Nicht allein Korrekturzeit ließe sich dadurch sparen. Die Studierenden könnten die Subsumtionstechnik selbstständig üben und allmählich Routine gewinnen. Zur Machbarkeit seiner Idee ließ er sich vom Zentrum für multimediales Lehren und Lernen (LLZ) beraten, bevor er sich damit schließlich fristgerecht um Hochschulpaktmittel bewarb. Ein formloser schriftlicher Antrag an den Kanzler genügte dafür. Insgesamt konnten im Rahmen des Projektaufrufs 2016 an der Uni Halle mehr als 12 Millionen Euro aus Hochschulpakt-Mitteln an rund 100 verschiedene Projekte vergeben werden, die mit den Zielen des Hochschulpaktes 2020 übereinstimmten.

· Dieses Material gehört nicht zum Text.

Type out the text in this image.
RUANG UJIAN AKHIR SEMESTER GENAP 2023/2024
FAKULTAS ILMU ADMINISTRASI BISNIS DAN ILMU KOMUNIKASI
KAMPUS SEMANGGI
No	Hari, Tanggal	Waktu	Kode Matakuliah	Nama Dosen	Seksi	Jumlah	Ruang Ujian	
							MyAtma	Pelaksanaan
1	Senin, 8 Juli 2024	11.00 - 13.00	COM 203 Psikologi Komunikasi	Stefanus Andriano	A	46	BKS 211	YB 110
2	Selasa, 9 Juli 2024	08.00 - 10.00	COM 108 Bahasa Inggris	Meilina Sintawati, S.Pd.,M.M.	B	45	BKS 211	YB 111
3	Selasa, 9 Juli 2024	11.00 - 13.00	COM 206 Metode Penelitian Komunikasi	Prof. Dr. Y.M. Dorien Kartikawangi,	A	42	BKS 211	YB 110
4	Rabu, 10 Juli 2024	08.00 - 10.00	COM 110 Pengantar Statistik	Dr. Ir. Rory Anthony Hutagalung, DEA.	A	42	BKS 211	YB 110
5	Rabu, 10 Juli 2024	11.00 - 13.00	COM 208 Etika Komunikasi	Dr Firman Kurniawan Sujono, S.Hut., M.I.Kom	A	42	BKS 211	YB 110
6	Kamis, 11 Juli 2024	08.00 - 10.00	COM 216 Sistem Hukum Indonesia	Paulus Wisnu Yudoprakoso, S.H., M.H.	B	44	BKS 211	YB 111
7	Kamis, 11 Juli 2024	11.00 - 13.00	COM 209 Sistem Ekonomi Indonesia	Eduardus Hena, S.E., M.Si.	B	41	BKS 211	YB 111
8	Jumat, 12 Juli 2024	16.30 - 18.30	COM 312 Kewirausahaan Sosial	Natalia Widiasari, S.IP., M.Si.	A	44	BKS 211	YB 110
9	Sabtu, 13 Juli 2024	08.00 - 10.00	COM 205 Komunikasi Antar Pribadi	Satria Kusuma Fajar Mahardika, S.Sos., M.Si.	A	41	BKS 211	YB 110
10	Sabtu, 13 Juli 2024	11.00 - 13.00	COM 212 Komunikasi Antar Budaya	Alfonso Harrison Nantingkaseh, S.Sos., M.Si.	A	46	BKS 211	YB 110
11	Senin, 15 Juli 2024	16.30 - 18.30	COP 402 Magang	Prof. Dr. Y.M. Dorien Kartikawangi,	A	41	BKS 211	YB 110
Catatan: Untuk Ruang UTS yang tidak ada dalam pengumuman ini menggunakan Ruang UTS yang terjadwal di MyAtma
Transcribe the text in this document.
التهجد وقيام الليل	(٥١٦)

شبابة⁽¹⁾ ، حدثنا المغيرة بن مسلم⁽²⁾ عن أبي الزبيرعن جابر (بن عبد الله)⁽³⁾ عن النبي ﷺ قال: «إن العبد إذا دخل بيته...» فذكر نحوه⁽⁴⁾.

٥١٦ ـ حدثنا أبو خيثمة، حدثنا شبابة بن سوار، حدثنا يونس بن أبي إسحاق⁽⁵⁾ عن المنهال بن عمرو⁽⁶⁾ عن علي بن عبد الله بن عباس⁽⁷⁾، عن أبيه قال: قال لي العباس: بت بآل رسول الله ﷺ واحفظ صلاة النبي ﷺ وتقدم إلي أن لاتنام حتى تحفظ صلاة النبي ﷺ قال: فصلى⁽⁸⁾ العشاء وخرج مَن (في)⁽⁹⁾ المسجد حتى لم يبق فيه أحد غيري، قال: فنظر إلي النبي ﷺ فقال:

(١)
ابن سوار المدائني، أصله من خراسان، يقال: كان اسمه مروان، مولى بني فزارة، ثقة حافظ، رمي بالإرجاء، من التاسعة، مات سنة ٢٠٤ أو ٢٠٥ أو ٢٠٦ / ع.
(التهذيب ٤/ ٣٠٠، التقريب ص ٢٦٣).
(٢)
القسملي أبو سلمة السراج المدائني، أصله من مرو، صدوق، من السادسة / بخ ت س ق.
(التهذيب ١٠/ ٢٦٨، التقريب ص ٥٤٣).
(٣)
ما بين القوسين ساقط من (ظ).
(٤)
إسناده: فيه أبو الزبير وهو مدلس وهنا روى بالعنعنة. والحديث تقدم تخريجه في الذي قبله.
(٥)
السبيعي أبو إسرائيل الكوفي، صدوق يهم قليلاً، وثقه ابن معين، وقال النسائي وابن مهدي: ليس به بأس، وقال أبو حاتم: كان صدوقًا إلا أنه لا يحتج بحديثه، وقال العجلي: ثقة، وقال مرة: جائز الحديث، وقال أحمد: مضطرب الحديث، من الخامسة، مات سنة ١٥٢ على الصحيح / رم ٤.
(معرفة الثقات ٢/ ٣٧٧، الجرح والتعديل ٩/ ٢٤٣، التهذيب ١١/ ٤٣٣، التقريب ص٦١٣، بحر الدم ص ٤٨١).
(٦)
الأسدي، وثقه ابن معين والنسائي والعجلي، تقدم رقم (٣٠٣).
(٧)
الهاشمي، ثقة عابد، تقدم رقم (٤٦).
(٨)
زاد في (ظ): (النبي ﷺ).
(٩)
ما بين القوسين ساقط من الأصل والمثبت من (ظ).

Neben dem LLZ ist auch Torsten Evers, Referent für Hochschulmarketing im Rektorat der Uni, von Bergmanns Konzept überzeugt: „Das Vorhaben ist innovativ und sehr gut dazu geeignet, den Studienerfolg positiv zu beeinflussen.“ Denn nur wer korrekt subsumieren kann, schafft letztlich auch das Staatsexamen. Zudem lasse sich eine solche App auch für die Studierendengewinnung und -orientierung einsetzen. „Wenn Schüler eine solche Trainings-App durchspielen, erhalten sie eine recht konkrete Vorstellung davon, welche Inhalte sie im Jura-Studium erwarten, wie Juristen arbeiten und ob ihnen das liegt.“

Als zweifacher @ward-Preisträger weiß Marcus Bergmann um den Aufwand der Umsetzung, der sich dennoch lohne: „Ist die Grundidee erst einmal programmiert, lassen sich die Inhalte dann auf vielfältige Weise ausbauen.“ Neben dem Subsumtionseditor namens „GustO“ will er zeitgleich die Trainingsapp „SubTrApp“ entwickeln lassen, der die gleichen technischen Strukturen zugrunde liegen. „Sie ist als Lernspiel angelegt, bei dem man die Sätze der Subsumtion in die richtige Reihenfolge bringen und falsche Schritte kennzeichnen muss. Die Studenten könnten gegen die Zeit spielen oder sogar gegen ihre Kommilitonen.“ Einen Testlauf mit den ersten Basisfunktionen des Subsumtionseditors plant Bergmann bereits im kommenden Jahr. Corinna Bertz

Projektanträge bis zum 30. April möglich

Die Universität Halle setzt Hochschulpaktmittel an allen Fakultäten und vielen universitären Bereichen zur Verwirklichung der Hochschulpakt-Ziele ein. Projektskizzen können noch bis zum 30. April formlos beim Kanzler eingereicht werden. Die Anrtäge müssen zuvor vom Leiter der der jeweiligen Einrichtung befürwortet werden. Ausführliche Informationen und konkrete Hilfestellungen für die Erarbeitung eines aussagekräftigen und hochschulpaktgerechten Antrags sind auf den Webseiten des Hochschulmarketings unter www.marketing.uni-halle.de/projektskizzen zu finden.